Abstract

Abstract Anthocyanin biosynthesis has been studied in hypocotyls and whole seedlings of tomato ( Lycoperskon esculentum Mill.) wild types (WTs) and photomorphogenic mutants. In white light (WL)/dark (D) cycles the fri 1 mutant, deficient in phytochrome A (phyA), shows an enhancement of anthocyanin accumulation, whereas the tri 1 mutant, deficient in phytochrome Bl (phyBl) has a WT level of anthocyanin. Under pulses of red light (R) or R followed by far‐red light (FR) given every 4 h, phyA is responsible for the non‐R/FR reversible response, whereas phyBl is partially responsible for the R/FR reversible response. From R and blue light (B) pretreatment studies, B is most effective in increasing phytochrome responsiveness, whereas under R itself it appears to be dependent on the presence of phyBl. Anthocyanin biosynthesis during a 24 h period of monochromatic irradiation at different flu‐ence rates of 4 day‐old D‐grown seedlings has been studied.

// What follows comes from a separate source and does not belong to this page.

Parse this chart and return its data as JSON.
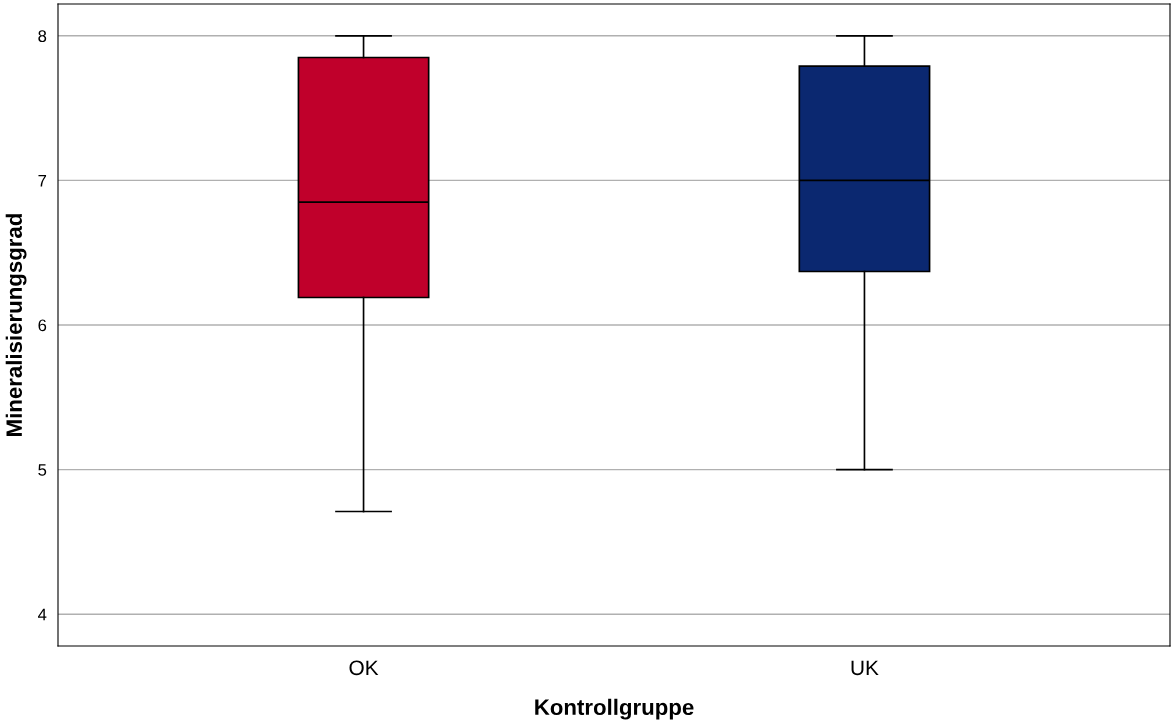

At 660 nm the fluence rate‐response relationships for induction of anthocyanin in the WT are similar, yet complex, showing a low fluence rate response (LFRR) and a fluence rate‐dependent high irradiance response (HIR). The high‐pigment‐1 ( hp‐1 ) mutant exhibits a strong amplification of both the LFRR and HIR. The fri 1 mutant lacks the LFRR while retaining a normal HIR. In contrast, a transgenic tomato line overexpressing the oat PHYA3 gene shows a dramatic amplification of the LFRR. The tri 1 mutant, retains the LFRR but lacks the HIR, whereas the fri 1 , tri 1 double mutant lacks both components. Only an LFRR is seen at 729 nm in WT; however, an appreciable HIR is observed at 704 nm, which is retained in the tri 1 mutant and is absent in the fri 1 mutant, indicating the labile phyA pool regulates this response component.